Where were you on July 20, 1969? Certain days stay in your mind forever. The day Neil Armstrong walked on the moon was one of those for me. It was the day I discovered it was okay to be different. Do you remember where you were for the first moon landing? For many of my friends they wanted to grow up to be astronauts. Me, I wanted to lead the next great adventure to the moon and beyond. For a child who wore braces on his legs and thick glasses, I had to admit I would probably never be an astronaut. Even at an early age I realized even if I could get my physical act together I would never be without glasses. For thousands like me Neal Armstrong made it cool to be an engineer.
Neil Armstrong was a serving leader in ways that even he couldn’t imagine. When you work in advanced technologies you get to hang around some cool technologies and sometimes some great pilots and sometimes even astronauts. What made Neil different was his humility and authenticity. You don’t find many fighter and test pilots with humility. In many ways it keeps them on the edge. Several have told me it keeps them alive.
Astronauts are a different type. The early ones had to have courage to climb into a capsule the size a small car and ride it into space and back. The Apollo Command Module was a truncated cone (frustum) measuring 10 feet 7 inches (3.2 m) tall and having a diameter of 12 feet 10 inches (3.9 m) across the base. In one of my earliest adventures at NASA I was given an opportunity to climb into a command module and was struck by the size of the module. It was small. I have more space in my SUV. These were brave men who climbed in atop a blazing candle known as the Saturn V.
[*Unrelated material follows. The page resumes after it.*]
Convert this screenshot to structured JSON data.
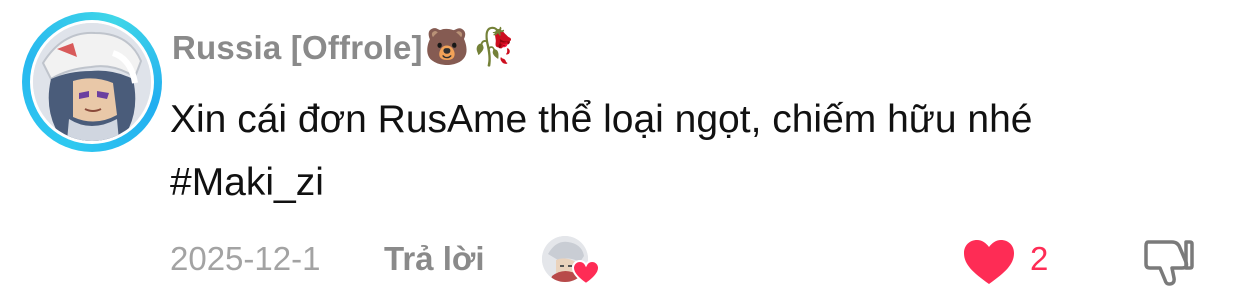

My first experience of Neil Armstrong’s legacy was when I got to work with several teams of engineers who had worked on the space program over the years. They shared a sense of pride and accomplishment that was unmatched among our peers. In an era before TQM and Six Sigma these men had designed spacecraft that would take man to the moon and back with less processing power than in todays IPhones.
Neil was a US Navy pilot. He flew 78 combat missions in Korea. He also tested X15 high speed planes as well. One of my favorite quotes from Neil was, “Pilots take no special joy in walking. Pilots like flying.” I think it says how he saw his life. On Apollo 11 he took over the lunar module to land it manually because they were running out of fuel and he wasn’t comfortable with the decisions the computer was making. This was the second time in his career as an astronaut that his piloting skills saved his missions. His courage under pressure and his leadership helped his missions succeed. It was why he was chosen to lead Apollo 11.
You can take the measure of a man by how he acts when he doesn’t have to. Neil didn’t have anything to prove to anyone. He had a Midwest sense of his role in the history. When Neil went on tours after his historic mission, he would always remind people of all the people who helped him get to the moon and back. He shared stories behind the scenes that would highlight the contributions of others to the space program. I think he was the right man at the right time in history. His perspectives on the role of the space program in America’s place in the world were fascinating. He provided a strong advocate for education and engineering. He returned to the classroom after his career to help shape a new generation of engineers at the University of Cincinnati in aerospace engineering.
He had a great sense of humor and a smile that was contagious. His humor was droll but spot on. He could bring a smile to a little boy’s face and could bring a chuckle to the people who worked with him during challenging times. As you can imagine, there were many challenges during the race for the moon. A perfect example of his humor was “Geologists have a saying – rocks remember. “ Name a scientist who doesn’t love a little rock humor. I will remember his smile and his comfortable presence. After the failure of Apollo 1, NASA needed a confident leader to help regain their footing and reach the moon before the end of the decade. Neil Armstrong was one of the people they turned to to put the Apollo program back on track. Neil and his team of astronauts were up to the challenge.
As he entered his final years, he came back as an advocate for the space program. He outlined the benefits the space program provided our nation for technological leadership around the world. As the space program was undergoing massive cuts he became an outspoken spokesman for those benefits that a strong space program provided our country and the world.
I’m not sure we will ever see a man like Neil Armstrong again. He was a hero in every way a hero is judged. He was soft spoken, he served his country in both war and peace and he set a standard for providing generations of adventurers and engineers a vision of what’s possible for mankind. He set a standard that heroes reach for but few achieve.
I would like to leave you with a final thought from Neil Armstrong. “I guess we all like to be recognized not for one piece of fireworks, but for the ledger of our daily work.” It’s a perfect example of a serving leader and a man who changed our world forever. Rest in peace, Neil. For all the people you touched and all the dreams you inspired. The Eagle has landed and you have taken your permanent place in the heavens. When I look at the moon I think of you and the many things you did to inspire me and future generations of serving leaders, engineers and space travelers.